Vi sono casi però in cui il restauro rischia di fossilizzare un’opera che l’artista ha concepito in evoluzione. Se per le tarme che avevano aggredito una scultura di stracci di Michelangelo Pistoletto, il Mart ha fatto ricorso all’autoclave, per le fascine che formano l’igloo di Mario Merz bisogna tenere conto dei tarli ma anche del naturale disseccamento del legno. «E fin che l’opera può essere reintegrata in presenza dell’artista va tutto bene - dice Nicoletta Boschiero responsabile delle raccolte del XX secolo del Mart - Merz aggiungeva o toglieva qualcosa, sempre reinventando la sua creazione. Ma quando l’artista, come in questo caso, non c’è più, il rischio è la cristallizzazione, se non addirittura la snaturazione dell’opera».

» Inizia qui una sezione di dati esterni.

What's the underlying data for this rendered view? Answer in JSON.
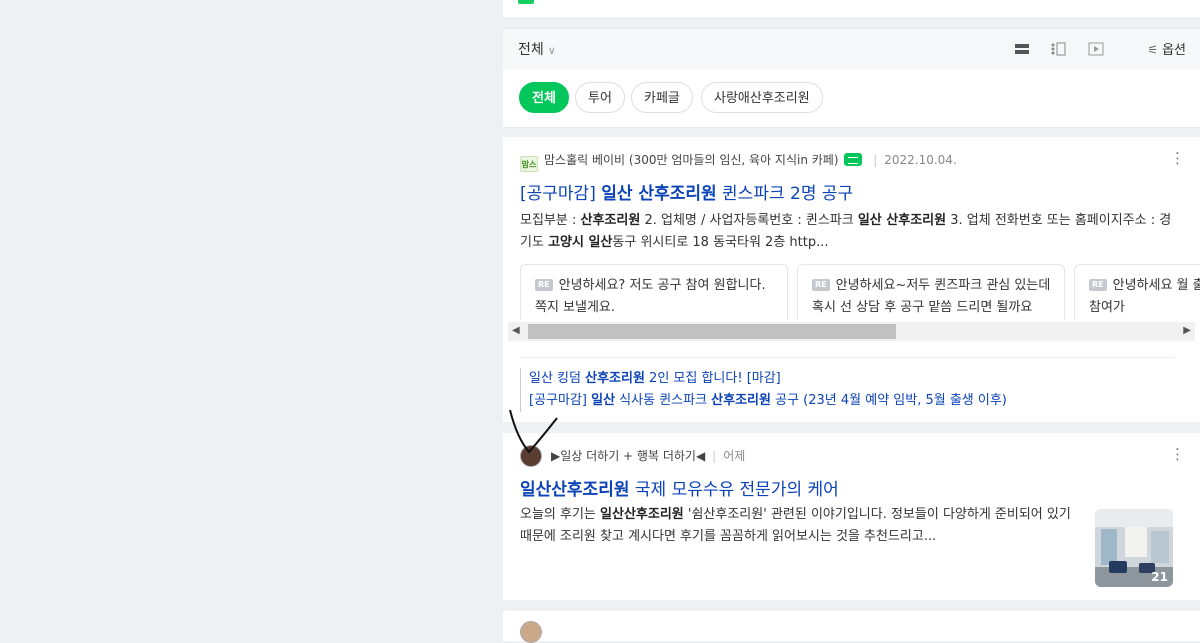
{
  "toolbar": {
    "filter_label": "전체",
    "options_label": "옵션",
    "view_icons": [
      "list-view-icon",
      "compact-view-icon",
      "video-view-icon"
    ]
  },
  "chips": [
    {
      "label": "전체",
      "active": true
    },
    {
      "label": "투어",
      "active": false
    },
    {
      "label": "카페글",
      "active": false
    },
    {
      "label": "사랑애산후조리원",
      "active": false
    }
  ],
  "results": [
    {
      "source": "맘스홀릭 베이비 (300만 엄마들의 임신, 육아 지식in 카페)",
      "logo_text": "맘스",
      "date": "2022.10.04.",
      "title_parts": [
        "[공구마감] ",
        "일산 산후조리원",
        " 퀸스파크 2명 공구"
      ],
      "desc_parts": [
        "모집부분 : ",
        "산후조리원",
        " 2. 업체명 / 사업자등록번호 : 퀸스파크 ",
        "일산 산후조리원",
        " 3. 업체 전화번호 또는 홈페이지주소 : 경기도 ",
        "고양시 일산",
        "동구 위시티로 18 동국타워 2층 http..."
      ],
      "replies": [
        "안녕하세요? 저도 공구 참여 원합니다. 쪽지 보낼게요.",
        "안녕하세요~저두 퀸즈파크 관심 있는데 혹시 선 상담 후 공구 맡씀 드리면 될까요",
        "안녕하세요 월 출산도 참여가"
      ],
      "reply_badge": "RE",
      "related": [
        {
          "parts": [
            "일산 킹덤 ",
            "산후조리원",
            " 2인 모집 합니다! [마감]"
          ]
        },
        {
          "parts": [
            "[공구마감] ",
            "일산",
            " 식사동 퀸스파크 ",
            "산후조리원",
            " 공구 (23년 4월 예약 임박, 5월 출생 이후)"
          ]
        }
      ]
    },
    {
      "source": "▶일상 더하기 + 행복 더하기◀",
      "date": "어제",
      "title_parts": [
        "일산산후조리원",
        " 국제 모유수유 전문가의 케어"
      ],
      "desc_parts": [
        "오늘의 후기는 ",
        "일산산후조리원",
        " '쉼산후조리원' 관련된 이야기입니다. 정보들이 다양하게 준비되어 있기 때문에 조리원 찾고 계시다면 후기를 꼼꼼하게 읽어보시는 것을 추천드리고..."
      ],
      "image_count": "21"
    }
  ],
  "colors": {
    "accent_green": "#03c75a",
    "link_blue": "#0c43b7",
    "background": "#eef0f3"
  }
}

Che fare? «Le istituzioni e i collezionisti - dichiara la restauratrice Barbara Ferriani - al momento dell’acquisizione di un’opera dovrebbero ottenere una documentazione precisa da parte dell’artista sulle sue intenzioni progettuali: l’opera deve rimanere così, è suscettibile di modifiche, che materiali usare se quelli originali non sono più reperibili. Una sorta di testamento a futura memoria». Come Depero, anche oggi vi sono artisti che conservano i propri materiali. Anselm Kiefer, ad esempio, possiede un archivio di semi, rami, legni di cui si serve il suo restauratore, il torinese Antonio Rava, altri lasciano solo tracce, indicazioni vaghe del progetto.

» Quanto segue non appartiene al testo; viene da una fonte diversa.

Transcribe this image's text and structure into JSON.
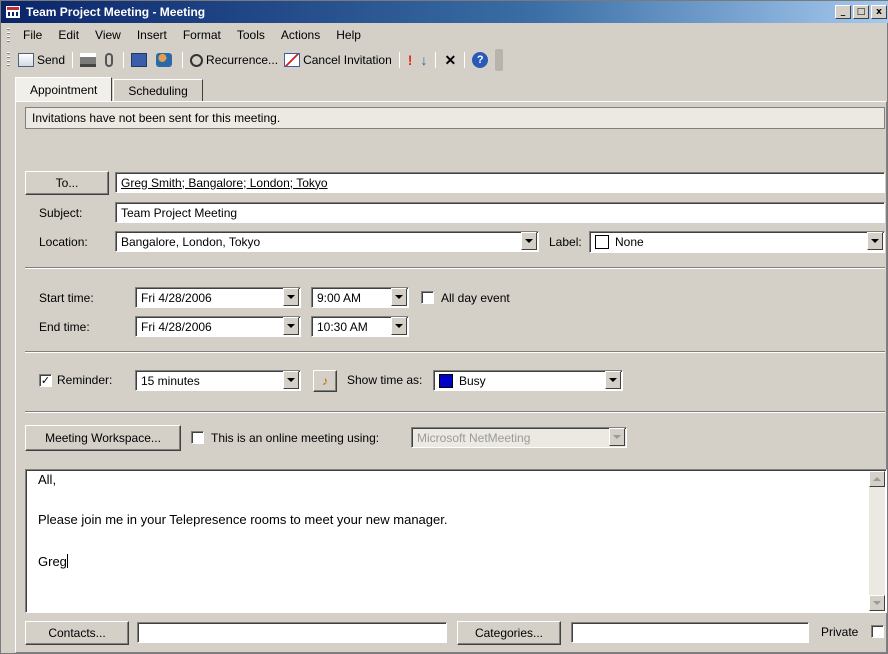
{
  "window": {
    "title": "Team Project Meeting - Meeting",
    "controls": {
      "minimize": "_",
      "maximize": "□",
      "close": "x"
    }
  },
  "menu": [
    "File",
    "Edit",
    "View",
    "Insert",
    "Format",
    "Tools",
    "Actions",
    "Help"
  ],
  "toolbar": {
    "send_label": "Send",
    "recurrence_label": "Recurrence...",
    "cancel_invitation_label": "Cancel Invitation",
    "importance_high": "!",
    "importance_low": "↓",
    "delete": "✕",
    "help": "?"
  },
  "tabs": [
    {
      "label": "Appointment",
      "active": true
    },
    {
      "label": "Scheduling",
      "active": false
    }
  ],
  "info_message": "Invitations have not been sent for this meeting.",
  "to": {
    "button": "To...",
    "value": "Greg Smith; Bangalore; London; Tokyo"
  },
  "subject": {
    "label": "Subject:",
    "value": "Team Project Meeting"
  },
  "location": {
    "label": "Location:",
    "value": "Bangalore, London, Tokyo"
  },
  "label_field": {
    "label": "Label:",
    "value": "None"
  },
  "start": {
    "label": "Start time:",
    "date": "Fri 4/28/2006",
    "time": "9:00 AM"
  },
  "end": {
    "label": "End time:",
    "date": "Fri 4/28/2006",
    "time": "10:30 AM"
  },
  "all_day": {
    "label": "All day event",
    "checked": false
  },
  "reminder": {
    "label": "Reminder:",
    "checked": true,
    "value": "15 minutes"
  },
  "show_time_as": {
    "label": "Show time as:",
    "value": "Busy",
    "color": "#0000c8"
  },
  "workspace": {
    "button": "Meeting Workspace...",
    "online_label": "This is an online meeting using:",
    "online_checked": false,
    "online_value": "Microsoft NetMeeting"
  },
  "message_body": [
    "All,",
    "Please join me in your Telepresence rooms to meet your new manager.",
    "Greg"
  ],
  "footer": {
    "contacts_button": "Contacts...",
    "contacts_value": "",
    "categories_button": "Categories...",
    "categories_value": "",
    "private_label": "Private",
    "private_checked": false
  },
  "colors": {
    "title_bar": "#0a246a",
    "face": "#d4d0c8"
  }
}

Ancora più complicato il problema delle installazioni, data la molteplicità dei materiali impiegati. In Italia è stato avviato nel 2005 il progetto pilota Documentare Installazioni Complesse (Dic), un gruppo di lavoro composto da storici dell’arte, restauratori e architetti con il coinvolgimento di diverse istituzioni, che ha preso in esame cinque opere di oggi. La prima è dell’artista russo Alexander Brodsky: una vasca di zinco riempita di casette d’argilla. Sulle casette cola olio da motore che lentamente le copre fino a che emerge solo la cima degli edifici. Per conservarla bisogna periodicamente vuotare e pulire la vasca o fissare il procedimento in una fase intermedia, esponendo foto documentarie? E come fare con l’opera di Bill Viola Il Vapore (1975), un fornello con acqua che bolle e una video-proiezione mescolata con le immagini in presa diretta degli spettatori?

Con i video si apre anche un altro problema: ovviare alla caducità di materiali i cui supporti diventano velocemente obsoleti e ne rendono impossibile la lettura. Il museo ZKM di Karlsruhe ha creato un laboratorio che negli anni si è procurato vecchi videoregistratori, lettori di floppy, moviole e proiettori d’antan.

Una grande ricerca e un forte impegno economico, dal momento che i restauratori del contemporaneo sono pochi e i procedimenti costosi. Rimane l’interrogativo fondamentale: risponde questo sforzo alle intenzioni dell’arte contemporanea? Field Dressing, la prima installazione di Matthew Barney (1989) fu esposta al Guggenheim di Venezia in una mostra dal titolo «Barney/Beuys. All in the present must be transformed».